Expectations for Android 4.0 to ease fragmentation are not working
Fragmentation for Android has been a much discussed topic in recent years as Google continues to roll out newer versions of their mobile OS and quite often leaving existing mobile device owners behind with no upgrade path. Not all of the problem is directly tied to Google as they must rely on wireless carriers and manufacturers to update their recent versions to operate correctly on the devices and on the networks. Manufacturers want to put their interface on top of what Google has developed and wireless carriers want to add their customization as well. This delays the entire process by a few months to not happening at all. Yet, Apple’s iOS and Microsoft’s Windows Phone OS seem to have overcome most if not all of those delays.
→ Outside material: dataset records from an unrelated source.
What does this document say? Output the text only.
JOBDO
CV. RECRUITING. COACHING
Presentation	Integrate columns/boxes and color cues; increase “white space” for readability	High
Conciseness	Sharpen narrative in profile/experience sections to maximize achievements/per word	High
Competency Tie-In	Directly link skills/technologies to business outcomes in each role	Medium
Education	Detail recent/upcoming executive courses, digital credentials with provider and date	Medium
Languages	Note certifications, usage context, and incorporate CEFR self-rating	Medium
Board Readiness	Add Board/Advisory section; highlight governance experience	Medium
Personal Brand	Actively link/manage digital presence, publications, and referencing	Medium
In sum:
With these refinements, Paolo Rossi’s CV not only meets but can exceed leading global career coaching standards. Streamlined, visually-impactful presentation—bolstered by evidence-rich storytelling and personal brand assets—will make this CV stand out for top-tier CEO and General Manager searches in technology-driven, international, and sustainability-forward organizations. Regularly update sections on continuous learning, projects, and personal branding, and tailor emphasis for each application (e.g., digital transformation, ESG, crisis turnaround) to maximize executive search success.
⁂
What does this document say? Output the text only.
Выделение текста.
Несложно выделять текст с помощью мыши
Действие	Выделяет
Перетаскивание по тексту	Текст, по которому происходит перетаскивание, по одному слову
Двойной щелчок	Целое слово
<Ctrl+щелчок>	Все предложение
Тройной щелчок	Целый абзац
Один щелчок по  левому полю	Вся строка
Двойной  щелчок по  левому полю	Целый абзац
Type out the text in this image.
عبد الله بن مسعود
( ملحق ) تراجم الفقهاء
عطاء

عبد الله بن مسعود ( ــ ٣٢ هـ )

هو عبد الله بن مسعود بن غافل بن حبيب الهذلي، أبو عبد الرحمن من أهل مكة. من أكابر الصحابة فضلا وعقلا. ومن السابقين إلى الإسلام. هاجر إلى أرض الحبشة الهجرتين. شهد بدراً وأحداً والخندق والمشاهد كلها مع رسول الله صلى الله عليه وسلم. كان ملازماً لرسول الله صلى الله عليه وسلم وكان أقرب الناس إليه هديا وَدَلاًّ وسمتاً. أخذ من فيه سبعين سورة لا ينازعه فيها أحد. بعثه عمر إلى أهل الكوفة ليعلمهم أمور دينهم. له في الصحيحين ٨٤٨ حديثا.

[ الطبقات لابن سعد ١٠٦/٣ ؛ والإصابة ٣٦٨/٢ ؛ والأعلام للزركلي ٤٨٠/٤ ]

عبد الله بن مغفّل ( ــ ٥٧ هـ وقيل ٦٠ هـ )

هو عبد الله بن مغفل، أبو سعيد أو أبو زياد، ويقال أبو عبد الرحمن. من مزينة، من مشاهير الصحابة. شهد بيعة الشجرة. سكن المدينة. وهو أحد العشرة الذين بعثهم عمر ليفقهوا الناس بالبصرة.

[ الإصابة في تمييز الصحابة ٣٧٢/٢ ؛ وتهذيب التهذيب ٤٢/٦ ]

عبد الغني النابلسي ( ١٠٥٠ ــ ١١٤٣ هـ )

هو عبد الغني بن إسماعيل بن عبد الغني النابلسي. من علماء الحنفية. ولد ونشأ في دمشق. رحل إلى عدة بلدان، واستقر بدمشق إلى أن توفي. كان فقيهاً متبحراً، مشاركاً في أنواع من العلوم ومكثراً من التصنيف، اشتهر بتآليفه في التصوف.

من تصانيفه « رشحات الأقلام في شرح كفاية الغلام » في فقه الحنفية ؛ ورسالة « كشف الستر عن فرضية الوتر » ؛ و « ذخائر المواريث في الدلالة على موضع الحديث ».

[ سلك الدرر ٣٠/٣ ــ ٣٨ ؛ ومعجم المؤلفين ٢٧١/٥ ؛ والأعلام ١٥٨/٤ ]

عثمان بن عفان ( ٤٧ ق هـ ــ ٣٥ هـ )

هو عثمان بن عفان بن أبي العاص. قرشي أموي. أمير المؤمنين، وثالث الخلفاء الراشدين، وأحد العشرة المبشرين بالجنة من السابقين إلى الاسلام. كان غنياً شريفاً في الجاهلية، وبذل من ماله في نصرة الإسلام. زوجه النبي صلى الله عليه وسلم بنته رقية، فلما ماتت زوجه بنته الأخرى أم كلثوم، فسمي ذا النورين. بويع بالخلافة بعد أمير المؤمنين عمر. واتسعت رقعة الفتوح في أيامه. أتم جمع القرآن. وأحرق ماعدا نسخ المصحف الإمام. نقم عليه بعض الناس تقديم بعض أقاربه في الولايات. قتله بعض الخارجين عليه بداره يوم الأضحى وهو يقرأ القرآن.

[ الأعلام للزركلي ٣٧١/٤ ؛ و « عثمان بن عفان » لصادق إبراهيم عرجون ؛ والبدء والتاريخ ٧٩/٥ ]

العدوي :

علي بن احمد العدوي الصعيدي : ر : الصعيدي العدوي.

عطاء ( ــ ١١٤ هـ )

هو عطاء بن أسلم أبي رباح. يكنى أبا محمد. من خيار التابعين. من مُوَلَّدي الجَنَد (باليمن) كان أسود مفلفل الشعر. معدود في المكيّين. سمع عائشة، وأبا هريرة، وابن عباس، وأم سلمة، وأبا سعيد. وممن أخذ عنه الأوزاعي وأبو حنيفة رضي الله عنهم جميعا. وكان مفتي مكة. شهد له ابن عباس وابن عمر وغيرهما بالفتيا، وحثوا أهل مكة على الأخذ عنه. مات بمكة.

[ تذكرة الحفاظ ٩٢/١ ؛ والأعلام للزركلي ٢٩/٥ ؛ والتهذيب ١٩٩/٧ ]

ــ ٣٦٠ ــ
While some may believe Android fragmentation is not all that bad, the reality is that it makes it very difficult for consumers and developers a like. In the above chart from Google showing a 14 day period ending on March 5th, you can see the big fragmentation which Android is facing. Android 2.3 is commanding a huge 61.5% of the Android market as showing in the related listing below. Given that Gingerbread has been out for more than a year, this is disturbing information. The fact that Ice Cream Sandwich has only 1.6% makes things even worse.
Google has been releasing SDK versions to developers rather frequently so that they can be developing apps for mobile devices and then released to manufacturing companies. While some believe that apps are not critical to a mobile device OS release, it keeps being demonstrated as developers get copies of the OS months prior to its release so they can develop up to date versions of their apps. Here is a list of the SDK releases to developers over the years for major Android versions and the information comes from WikiPedia with release of the latest OS to the public a few months later:
- Android 1.0 (Beta) – Sept. 2008
- Android 1.1 – Feb. 2009
- Android 1.5 (Cupcake) – April 2009
- Android 1.6 (Donut) – Sept. 2009
- Android 2.0 (Eclair) – Oct. 2009
- Android 2.2 (Froyo) = May 2010
- Android 2.3 (Gingerbread – December 2010
- Android 3.0 (Honeycomb) – Feb. 2011
- Android 4.0 (Ice Cream Sandwich – Oct. 2011
- Android 5.0 (Jelly Bean) – Estimated Q2/Q3 2012
As you can see, they are putting out new versions at the rate of 2 per year. Ice Cream Sandwich arrived on the Galaxy Nexus in December 2011 at Verizon, but the upgrade of existing smart phones and tablets has been extremely slow to be done. The new Galaxy Note was rumored to arrive with ICS, but ended up with Gingerbread (Android 2.3.5) in February. It is supposed to have gotten Android 4.0 in Q1, but now that has been delayed until some time in Q2. The same situation exists for many other phone and tablet manufacturers over 90 days after the first device received ICS. While there are some receiving it this month, that list is rather small as compared to the Android market.
There are growing rumors that Google is going to be releasing Jelly Bean (Android 5.0) in Q3 which is going to further muddy the water and make things even more less clear as to what the upgrade paths are for mobile device owners. As an owner, it makes it far more difficult in 2012 to know whether an Android device is the way to go because of all the fragmentation and upgrade limitations. While Android can be considered a much better OS than others, the current ICS upgrade path and delays brings that into question.
There are other reports showing the adoption rate of iOS 5.1 from MacRumors indicating a quick pick up in upgrades. Based on the general information, adoption of iOS 5.1 seems to be at 50% within the first 5 days that it was out and available. Part of that is due to Apple’s ability to control the marketplace and not let wireless carriers make changes to Apple’s iOS. Apple also has end to end control of the entire process which Android does not have. That is a big advantage and why they can provide backward compatibility to the iPhone 3GS. Android OS upgrade paths do not even come close to that backward compatibility.
Even Microsoft is having a far better time with fragmentation than Google is with their Android OS. Windows Phone 7 updates are not happening near as fast as Apple’s iOS, but are far better than Google’s Android OS. With their upgrade to Mango, 30% of Windows Phone 7 devices had Mango installed within 16 days after it was made available to owners. Since Microsoft has not been in the market that long, this is a great number.
Google needs to start making changes as to how things are done for handling updates to their OS on all the mobile devices which are out there. The adoption rate for Ice Cream Sandwich can be considered as horrible by just about any standard you want to apply. If Microsoft is able to get a good adoption rate in less than 30 days, why is it that Google can not?